At '18', the BBFC's Guidelines state that the more explicit images of sexual activity are unlikely to be permitted unless they can be exceptionally justified by context and the work is not a 'sex work'. A 'sex work' is defined as a work whose 'primary purpose is sexual arousal or stimulation'. It is clear that ANTICHRIST is not a 'sex work' but a serious drama exploring issues such as grief, loss, guilt and fear. The brief images of explicit real sex (sight of a penis penetrating a vagina during a consensual sex scene and sight of the man's penis being masturbated to climax) are exceptionally justified, in this context, by the manner in which they illustrate the film's themes and the nature of the couple's relationship. Their relationship is depicted throughout in a graphic and unflinching fashion, both psychologically and physically. The BBFC has permitted comparable explicit images in a number of previous features at the '18' level (eg L'EMPIRE DES SENS, 9 SONGS, SHORTBUS and Lars von Trier's earlier film, THE IDIOTS) where it has been clear that the purpose of the work - and the individual images in question - is not simply to arouse viewers but to illustrate characters, relationships and themes.
ANTICHRIST also contains two scenes showing violence towards genitals or genital mutilation. In one case, the man's genitals are hit heavily (although this is not shown on screen), resulting in sight of blood in his semen when he ejaculates. In the other case, the distraught woman cuts off her own clitoris using a pair of scissors. This act of self-mutilation is shown in close up, although the image is only on screen for a few seconds. The shot in question exceeds the BBFC's Guidelines at '15', where 'the strongest gory images are unlikely to be acceptable' and where 'violence may be strong but may not dwell on the infliction of pain or injury'. Even at '18' the BBFC recognises that the scene will be shocking and offensive to some viewers. However, the Board is aware of no evidence to suggest that the viewing of this scene is likely to be harmful to adults. The scene is not presented in an eroticised or attractive manner and is not likely to encourage emulation or arousal. Accordingly, the scene is acceptable at '18' where, in line with the consistent findings of the BBFC's public consultations, the BBFC's Guideline concerns will not normally override the wish that adults should be free to chose their own entertainment, within the law.

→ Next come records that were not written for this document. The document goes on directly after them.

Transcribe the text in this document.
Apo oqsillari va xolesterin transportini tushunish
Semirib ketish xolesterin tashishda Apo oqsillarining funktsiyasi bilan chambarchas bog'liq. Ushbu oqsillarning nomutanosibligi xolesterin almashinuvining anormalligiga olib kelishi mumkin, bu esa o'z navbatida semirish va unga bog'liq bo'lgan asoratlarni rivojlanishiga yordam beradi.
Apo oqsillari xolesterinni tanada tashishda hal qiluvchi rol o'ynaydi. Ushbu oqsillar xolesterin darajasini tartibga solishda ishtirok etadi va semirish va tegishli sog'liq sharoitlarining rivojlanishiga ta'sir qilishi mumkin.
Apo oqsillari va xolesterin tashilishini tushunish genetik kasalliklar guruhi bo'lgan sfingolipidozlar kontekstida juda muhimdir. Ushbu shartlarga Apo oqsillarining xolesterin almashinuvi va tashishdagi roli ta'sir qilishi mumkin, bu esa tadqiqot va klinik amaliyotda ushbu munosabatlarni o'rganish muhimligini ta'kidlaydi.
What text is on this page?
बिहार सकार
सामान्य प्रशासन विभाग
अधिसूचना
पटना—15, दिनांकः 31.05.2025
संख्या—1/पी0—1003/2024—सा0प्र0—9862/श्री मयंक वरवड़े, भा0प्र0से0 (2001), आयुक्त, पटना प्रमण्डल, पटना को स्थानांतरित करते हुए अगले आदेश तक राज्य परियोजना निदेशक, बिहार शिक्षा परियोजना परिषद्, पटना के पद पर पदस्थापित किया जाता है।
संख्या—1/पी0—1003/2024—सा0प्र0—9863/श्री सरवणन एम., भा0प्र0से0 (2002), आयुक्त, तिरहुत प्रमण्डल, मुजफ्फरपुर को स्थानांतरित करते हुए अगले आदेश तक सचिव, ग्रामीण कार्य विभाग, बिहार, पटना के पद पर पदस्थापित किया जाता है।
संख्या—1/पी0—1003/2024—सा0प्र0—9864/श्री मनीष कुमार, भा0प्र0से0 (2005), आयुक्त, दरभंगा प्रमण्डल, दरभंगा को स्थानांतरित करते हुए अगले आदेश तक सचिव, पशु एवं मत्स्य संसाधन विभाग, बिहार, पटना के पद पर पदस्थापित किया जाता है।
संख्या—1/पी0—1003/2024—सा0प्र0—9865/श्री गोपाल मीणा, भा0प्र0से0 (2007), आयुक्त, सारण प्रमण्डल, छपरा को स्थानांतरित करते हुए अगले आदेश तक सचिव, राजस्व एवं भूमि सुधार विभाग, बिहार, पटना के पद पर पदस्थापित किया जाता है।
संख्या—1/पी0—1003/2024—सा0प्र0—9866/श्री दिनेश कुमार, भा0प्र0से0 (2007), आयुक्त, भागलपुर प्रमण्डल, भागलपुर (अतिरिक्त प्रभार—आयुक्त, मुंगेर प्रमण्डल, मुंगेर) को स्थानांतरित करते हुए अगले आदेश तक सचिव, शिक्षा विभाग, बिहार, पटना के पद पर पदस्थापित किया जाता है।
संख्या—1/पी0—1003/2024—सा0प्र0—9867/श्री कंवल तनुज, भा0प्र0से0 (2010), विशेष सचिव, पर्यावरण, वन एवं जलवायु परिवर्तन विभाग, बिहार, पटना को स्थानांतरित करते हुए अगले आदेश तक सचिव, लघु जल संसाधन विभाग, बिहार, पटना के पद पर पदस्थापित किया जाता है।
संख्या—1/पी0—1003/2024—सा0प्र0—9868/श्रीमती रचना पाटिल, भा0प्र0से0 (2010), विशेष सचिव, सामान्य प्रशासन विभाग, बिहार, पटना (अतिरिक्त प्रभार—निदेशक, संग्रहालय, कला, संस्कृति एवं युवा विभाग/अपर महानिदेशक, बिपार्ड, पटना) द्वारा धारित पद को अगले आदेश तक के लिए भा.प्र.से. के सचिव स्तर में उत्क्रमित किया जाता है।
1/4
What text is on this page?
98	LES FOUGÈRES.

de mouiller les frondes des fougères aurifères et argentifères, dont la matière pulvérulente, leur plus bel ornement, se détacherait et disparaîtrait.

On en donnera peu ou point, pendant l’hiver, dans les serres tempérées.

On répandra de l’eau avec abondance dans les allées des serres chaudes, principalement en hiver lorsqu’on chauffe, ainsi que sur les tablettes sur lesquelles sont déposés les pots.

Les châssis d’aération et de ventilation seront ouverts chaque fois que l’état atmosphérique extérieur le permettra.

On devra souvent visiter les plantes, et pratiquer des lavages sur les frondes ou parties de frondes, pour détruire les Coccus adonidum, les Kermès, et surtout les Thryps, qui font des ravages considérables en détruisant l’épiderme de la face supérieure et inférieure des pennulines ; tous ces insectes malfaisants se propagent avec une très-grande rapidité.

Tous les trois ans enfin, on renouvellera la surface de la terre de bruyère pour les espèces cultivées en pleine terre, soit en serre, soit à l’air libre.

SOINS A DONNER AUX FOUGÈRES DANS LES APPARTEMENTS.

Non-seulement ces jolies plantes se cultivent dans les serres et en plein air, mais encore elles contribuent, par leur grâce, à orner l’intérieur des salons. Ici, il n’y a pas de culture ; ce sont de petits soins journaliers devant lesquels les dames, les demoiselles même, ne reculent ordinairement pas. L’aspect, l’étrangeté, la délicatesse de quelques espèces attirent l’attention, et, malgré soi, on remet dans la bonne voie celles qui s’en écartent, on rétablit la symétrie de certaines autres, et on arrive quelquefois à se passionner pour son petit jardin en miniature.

The film contains other examples of strong violence, including a scene in which the woman drills a hole through the man’s leg with a bit and brace before bolting a large grindstone to the injured limb. Once again, although the scene exceeds the rubric of the '15' Guidelines, it was not felt to be harmful to adult viewers. The film also contains scenes of strong simulated sex, including female masturbation. These scenes exceed the '15' Guideline test that 'Sexual activity may be portrayed but without strong detail' but are acceptable at the '18' level.
ANTICHRIST also includes a single use of strong language.